ひとしきり泣いた後。
私は女の子に尋ねた。


どうしてこんな所にいるのか。
他にヒトはいるのか。
私の事を知らないか、と。


女の子は私の事を知らなかった。
まあ、期待はしていなかったけど。


女の子は他にもたくさんヒトがいると言った。

この先に小さな集落があるらしい。


どうしてこんな所にいるのか。
女の子は先ほどの黒いヤツに捕まって、運んで来られたと言う。

お母さんと一緒に……。



女の子がまた泣き出しそうになったので、ポンポンと軽く頭を叩いてやった。


「そういえば、名前は何て言うの?」


「ハク。」


小さく、照れながら言った女の子の髪は白で、お似合いな名前だなと思った。


腰まである髪を青いリボンで軽く結っている。

ただ、せっかくの綺麗な白髪が泥と埃と血とで汚れてしまっていた。


「おねーちゃんのお名前は何て言うの?」


赤い、ルビーのようなつぶらな瞳で私を見上げ、今度は私の名前を訊いた。


「……………判らないの。

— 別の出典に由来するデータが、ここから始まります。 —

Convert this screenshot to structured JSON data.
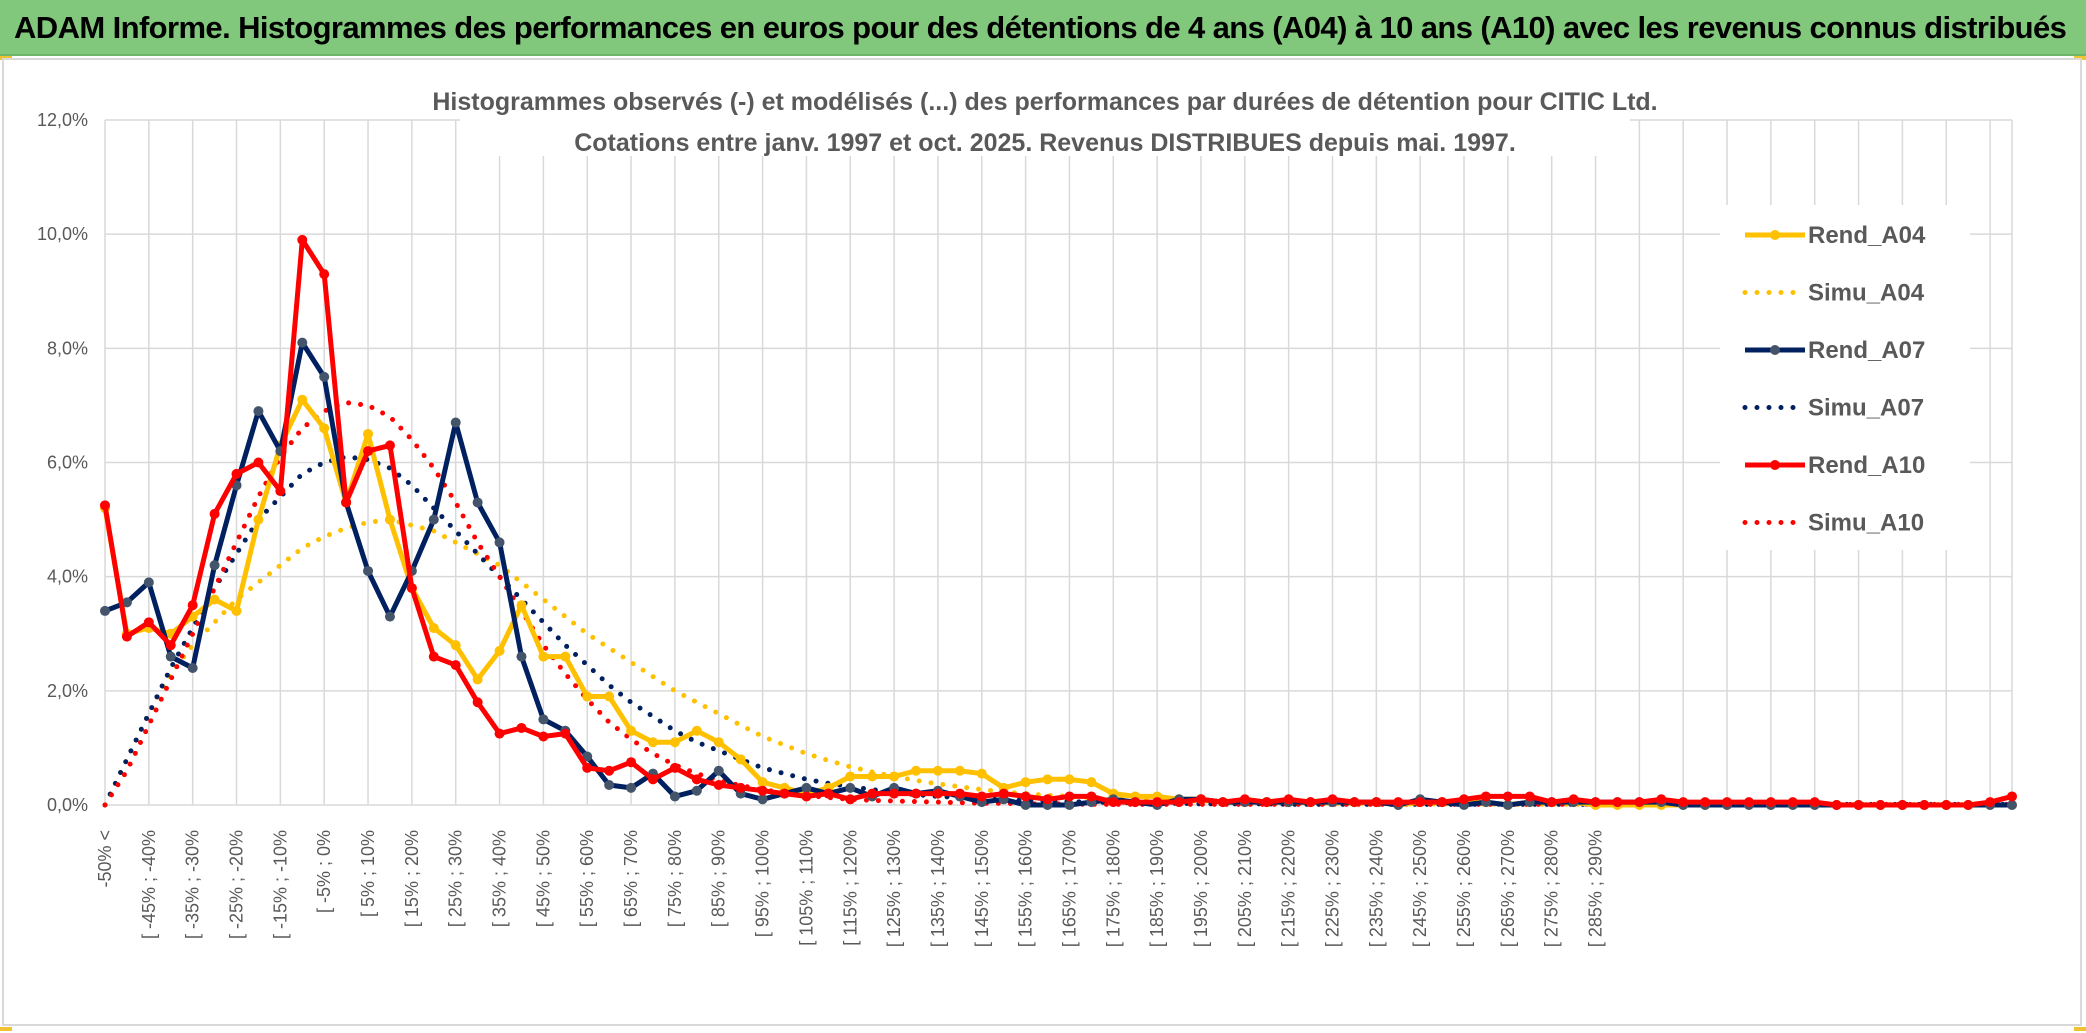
{
  "header": {
    "title": "ADAM Informe. Histogrammes des performances en euros pour des détentions de 4 ans (A04) à 10 ans (A10) avec les revenus connus distribués"
  },
  "chart_data": {
    "type": "line",
    "title": "Histogrammes observés (-) et modélisés (...) des performances par durées de détention pour CITIC Ltd.",
    "subtitle": "Cotations entre janv. 1997 et oct. 2025. Revenus DISTRIBUES depuis mai. 1997.",
    "xlabel": "",
    "ylabel": "",
    "ylim": [
      0,
      12
    ],
    "y_ticks": [
      "0,0%",
      "2,0%",
      "4,0%",
      "6,0%",
      "8,0%",
      "10,0%",
      "12,0%"
    ],
    "x_tick_labels": [
      "-50% <",
      "[ -45% ; -40%",
      "[ -35% ; -30%",
      "[ -25% ; -20%",
      "[ -15% ; -10%",
      "[ -5% ; 0%",
      "[ 5% ; 10%",
      "[ 15% ; 20%",
      "[ 25% ; 30%",
      "[ 35% ; 40%",
      "[ 45% ; 50%",
      "[ 55% ; 60%",
      "[ 65% ; 70%",
      "[ 75% ; 80%",
      "[ 85% ; 90%",
      "[ 95% ; 100%",
      "[ 105% ; 110%",
      "[ 115% ; 120%",
      "[ 125% ; 130%",
      "[ 135% ; 140%",
      "[ 145% ; 150%",
      "[ 155% ; 160%",
      "[ 165% ; 170%",
      "[ 175% ; 180%",
      "[ 185% ; 190%",
      "[ 195% ; 200%",
      "[ 205% ; 210%",
      "[ 215% ; 220%",
      "[ 225% ; 230%",
      "[ 235% ; 240%",
      "[ 245% ; 250%",
      "[ 255% ; 260%",
      "[ 265% ; 270%",
      "[ 275% ; 280%",
      "[ 285% ; 290%"
    ],
    "grid": true,
    "legend_position": "right",
    "series": [
      {
        "name": "Rend_A04",
        "color": "#ffc000",
        "style": "solid",
        "marker": true,
        "values": [
          5.2,
          3.0,
          3.1,
          3.0,
          3.3,
          3.6,
          3.4,
          5.0,
          6.3,
          7.1,
          6.6,
          5.3,
          6.5,
          5.0,
          3.8,
          3.1,
          2.8,
          2.2,
          2.7,
          3.5,
          2.6,
          2.6,
          1.9,
          1.9,
          1.3,
          1.1,
          1.1,
          1.3,
          1.1,
          0.8,
          0.4,
          0.3,
          0.2,
          0.3,
          0.5,
          0.5,
          0.5,
          0.6,
          0.6,
          0.6,
          0.55,
          0.3,
          0.4,
          0.45,
          0.45,
          0.4,
          0.2,
          0.15,
          0.15,
          0.1,
          0.1,
          0.05,
          0.05,
          0.05,
          0.05,
          0.05,
          0.05,
          0.05,
          0.05,
          0.0,
          0.05,
          0.05,
          0.05,
          0.05,
          0.0,
          0.05,
          0.05,
          0.05,
          0.0,
          0.0,
          0.0,
          0.0,
          0.0,
          0.0,
          0.0,
          0.0,
          0.0,
          0.0,
          0.0,
          0.0,
          0.0,
          0.0,
          0.0,
          0.0,
          0.0,
          0.0,
          0.0,
          0.0
        ]
      },
      {
        "name": "Simu_A04",
        "color": "#ffc000",
        "style": "dotted",
        "marker": false,
        "values": [
          0.0,
          0.8,
          1.6,
          2.3,
          2.8,
          3.2,
          3.6,
          3.9,
          4.2,
          4.5,
          4.7,
          4.85,
          4.95,
          5.0,
          4.9,
          4.8,
          4.6,
          4.4,
          4.2,
          3.9,
          3.6,
          3.3,
          3.0,
          2.75,
          2.5,
          2.25,
          2.0,
          1.8,
          1.6,
          1.4,
          1.2,
          1.05,
          0.9,
          0.78,
          0.67,
          0.58,
          0.5,
          0.43,
          0.37,
          0.32,
          0.27,
          0.23,
          0.2,
          0.17,
          0.15,
          0.13,
          0.11,
          0.1,
          0.09,
          0.08,
          0.07,
          0.06,
          0.05,
          0.05,
          0.04,
          0.04,
          0.03,
          0.03,
          0.03,
          0.02,
          0.02,
          0.02,
          0.02,
          0.02,
          0.01,
          0.01,
          0.01,
          0.01,
          0.01,
          0.01,
          0.01,
          0.01,
          0.01,
          0.01,
          0.01,
          0.01,
          0.01,
          0.01,
          0.01,
          0.01,
          0.01,
          0.01,
          0.01,
          0.01,
          0.01,
          0.01,
          0.01,
          0.01
        ]
      },
      {
        "name": "Rend_A07",
        "color": "#002060",
        "style": "solid",
        "marker": true,
        "values": [
          3.4,
          3.55,
          3.9,
          2.6,
          2.4,
          4.2,
          5.6,
          6.9,
          6.2,
          8.1,
          7.5,
          5.3,
          4.1,
          3.3,
          4.1,
          5.0,
          6.7,
          5.3,
          4.6,
          2.6,
          1.5,
          1.3,
          0.85,
          0.35,
          0.3,
          0.55,
          0.15,
          0.25,
          0.6,
          0.2,
          0.1,
          0.2,
          0.3,
          0.2,
          0.3,
          0.15,
          0.3,
          0.2,
          0.25,
          0.15,
          0.05,
          0.1,
          0.0,
          0.0,
          0.0,
          0.05,
          0.1,
          0.05,
          0.0,
          0.1,
          0.1,
          0.05,
          0.05,
          0.05,
          0.05,
          0.05,
          0.05,
          0.05,
          0.05,
          0.0,
          0.1,
          0.05,
          0.0,
          0.05,
          0.0,
          0.05,
          0.05,
          0.05,
          0.05,
          0.05,
          0.05,
          0.05,
          0.0,
          0.0,
          0.0,
          0.0,
          0.0,
          0.0,
          0.0,
          0.0,
          0.0,
          0.0,
          0.0,
          0.0,
          0.0,
          0.0,
          0.0,
          0.0
        ]
      },
      {
        "name": "Simu_A07",
        "color": "#002060",
        "style": "dotted",
        "marker": false,
        "values": [
          0.0,
          0.8,
          1.6,
          2.4,
          3.1,
          3.8,
          4.4,
          5.0,
          5.4,
          5.8,
          6.0,
          6.1,
          6.05,
          5.9,
          5.6,
          5.2,
          4.8,
          4.4,
          4.0,
          3.6,
          3.2,
          2.8,
          2.45,
          2.1,
          1.8,
          1.55,
          1.3,
          1.1,
          0.95,
          0.8,
          0.65,
          0.55,
          0.45,
          0.38,
          0.32,
          0.27,
          0.22,
          0.18,
          0.15,
          0.13,
          0.11,
          0.09,
          0.08,
          0.07,
          0.06,
          0.05,
          0.04,
          0.04,
          0.03,
          0.03,
          0.02,
          0.02,
          0.02,
          0.02,
          0.01,
          0.01,
          0.01,
          0.01,
          0.01,
          0.01,
          0.01,
          0.01,
          0.01,
          0.01,
          0.01,
          0.01,
          0.01,
          0.01,
          0.01,
          0.01,
          0.01,
          0.01,
          0.01,
          0.01,
          0.01,
          0.01,
          0.01,
          0.01,
          0.01,
          0.01,
          0.01,
          0.01,
          0.01,
          0.01,
          0.01,
          0.01,
          0.01,
          0.01
        ]
      },
      {
        "name": "Rend_A10",
        "color": "#ff0000",
        "style": "solid",
        "marker": true,
        "values": [
          5.25,
          2.95,
          3.2,
          2.8,
          3.5,
          5.1,
          5.8,
          6.0,
          5.5,
          9.9,
          9.3,
          5.3,
          6.2,
          6.3,
          3.8,
          2.6,
          2.45,
          1.8,
          1.25,
          1.35,
          1.2,
          1.25,
          0.65,
          0.6,
          0.75,
          0.45,
          0.65,
          0.45,
          0.35,
          0.3,
          0.25,
          0.2,
          0.15,
          0.2,
          0.1,
          0.2,
          0.2,
          0.2,
          0.2,
          0.2,
          0.15,
          0.2,
          0.15,
          0.1,
          0.15,
          0.15,
          0.05,
          0.05,
          0.05,
          0.05,
          0.1,
          0.05,
          0.1,
          0.05,
          0.1,
          0.05,
          0.1,
          0.05,
          0.05,
          0.05,
          0.05,
          0.05,
          0.1,
          0.15,
          0.15,
          0.15,
          0.05,
          0.1,
          0.05,
          0.05,
          0.05,
          0.1,
          0.05,
          0.05,
          0.05,
          0.05,
          0.05,
          0.05,
          0.05,
          0.0,
          0.0,
          0.0,
          0.0,
          0.0,
          0.0,
          0.0,
          0.05,
          0.15
        ]
      },
      {
        "name": "Simu_A10",
        "color": "#ff0000",
        "style": "dotted",
        "marker": false,
        "values": [
          0.0,
          0.6,
          1.4,
          2.2,
          3.0,
          3.8,
          4.6,
          5.4,
          6.1,
          6.6,
          6.9,
          7.05,
          7.0,
          6.8,
          6.4,
          5.9,
          5.3,
          4.6,
          4.0,
          3.4,
          2.8,
          2.3,
          1.85,
          1.45,
          1.15,
          0.9,
          0.7,
          0.55,
          0.43,
          0.34,
          0.27,
          0.21,
          0.17,
          0.13,
          0.1,
          0.08,
          0.07,
          0.06,
          0.05,
          0.04,
          0.03,
          0.03,
          0.02,
          0.02,
          0.02,
          0.01,
          0.01,
          0.01,
          0.01,
          0.01,
          0.01,
          0.01,
          0.01,
          0.01,
          0.01,
          0.01,
          0.01,
          0.01,
          0.01,
          0.01,
          0.01,
          0.01,
          0.01,
          0.01,
          0.01,
          0.01,
          0.01,
          0.01,
          0.01,
          0.01,
          0.01,
          0.01,
          0.01,
          0.01,
          0.01,
          0.01,
          0.01,
          0.01,
          0.01,
          0.01,
          0.01,
          0.01,
          0.01,
          0.01,
          0.01,
          0.01,
          0.01,
          0.01
        ]
      }
    ]
  }
}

」


「自分のお名前が判らないの?」


女の子が驚いた様子で私を見ていた。


「うん。どうして此処にいるのかも思い出せないんだ。」


頑張って笑顔を作ったけど、多分、笑顔になってないな。


「……じゃあ、
あたしがお名前を付けていい?」


女の子がそんな事を言った。


「良いよ。
ただし、可愛い名前にしてよ。」


名無しは私も嫌だ。
付けてくれるなら嬉しい。


女の子は凄く悩んで悩んで、そして私に、


「おねーちゃんのお名前は“アリス”!」


“アリス”、と名前を付けてくれた。